The report follows a recent N weather forecast. Taalas told reporters that there was no short-term windfall of climate challenges like other issues, such as the COVID-19 epidemic and the Ukrainian war, holding the headlines.Selwin Hart, special adviser to UN Secretary-General Antonio Guterres on climate change, has criticized countries for withdrawing climate commitments due to the conflict, which has raised electricity prices and led European countries to seek to close Russia instead of a power company. “We see a lot of choices being made by many major economies, which will, without a doubt, be able to close the future of high-carbon, highly polluting and threaten our climate goals,” Hart told reporters. On Tuesday, global equity index MSCI warned that the world was facing a dangerous rise in greenhouse gases when Russian gas is replaced by coal.
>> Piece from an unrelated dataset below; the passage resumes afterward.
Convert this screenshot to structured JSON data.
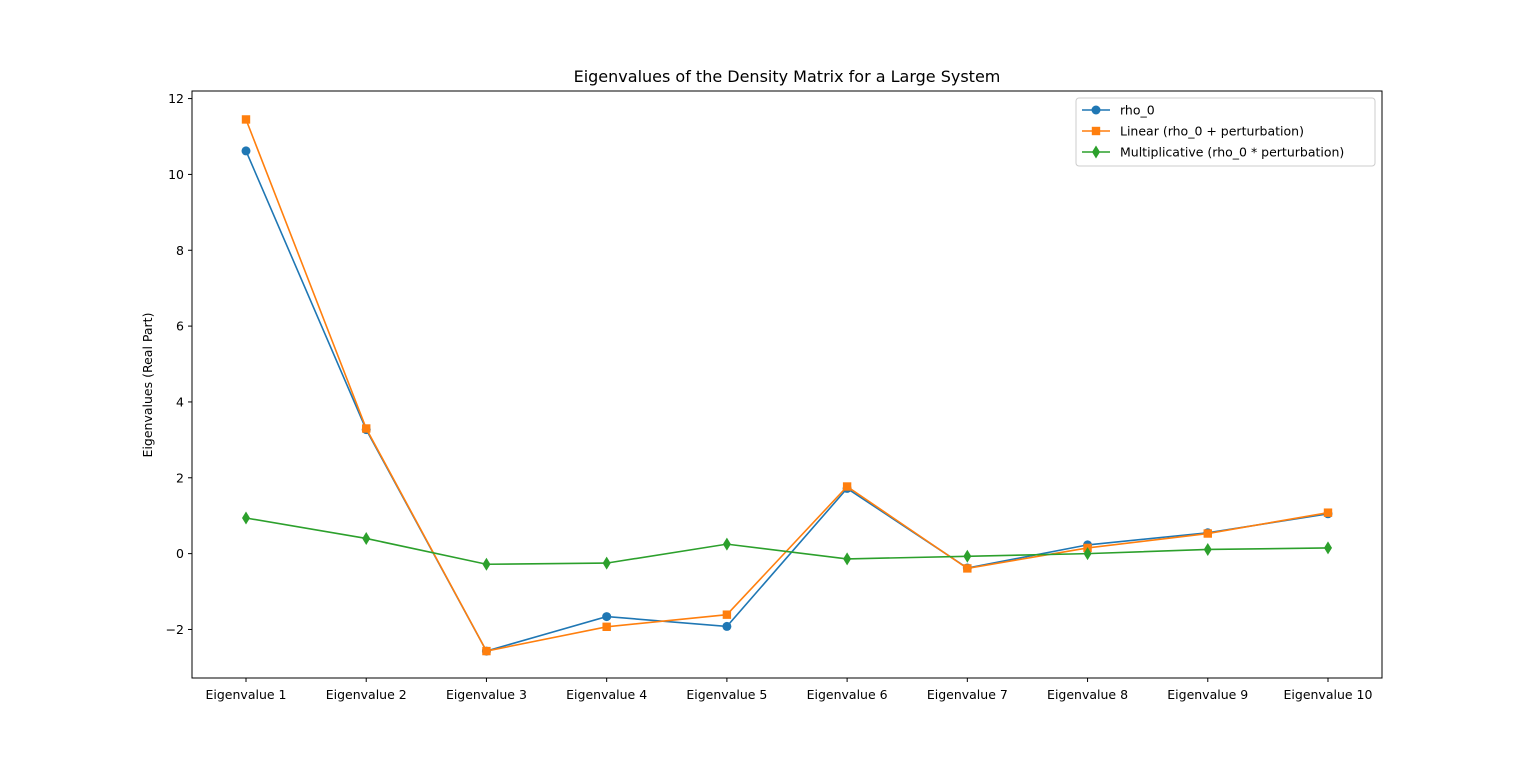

The WMO report said carbon dioxide and methane levels of atmospheric warming by 2021 exceed previous records.Globally, the average temperature last year was 1.11 degrees Celsius above the pre-industrial level – as the earth is approaching the 1.5C threshold which is expected to have far-reaching effects.”It’s too late to see another hot year in history,” Taalassaid.The seas are hard to bear because of the heat and the air. Water bodies absorb about 90% of global warming and 23% of carbon dioxide emanating from human activities.

Sea levels warned

The sea has warmed up rapidly over the past 20 years, reaching its peak in 2021, and is expected to warm up even more, the report said. That change will take centuries or even millenniums to recede, it noted. The oceans are also now highly acidic for at least 26,000 years as they absorb and react with the extra carbon dioxide in the atmosphere.The sea level has risen by 4.5 cm (1.8 inches) over the past decade, with annual growth from 2013 to 2021 more than doubling from 1993 to 2002.WMO also lists individual heat waves, wildfires, floods and other weather-related disasters around the world, citing reports of more than $ 100 billion in damage.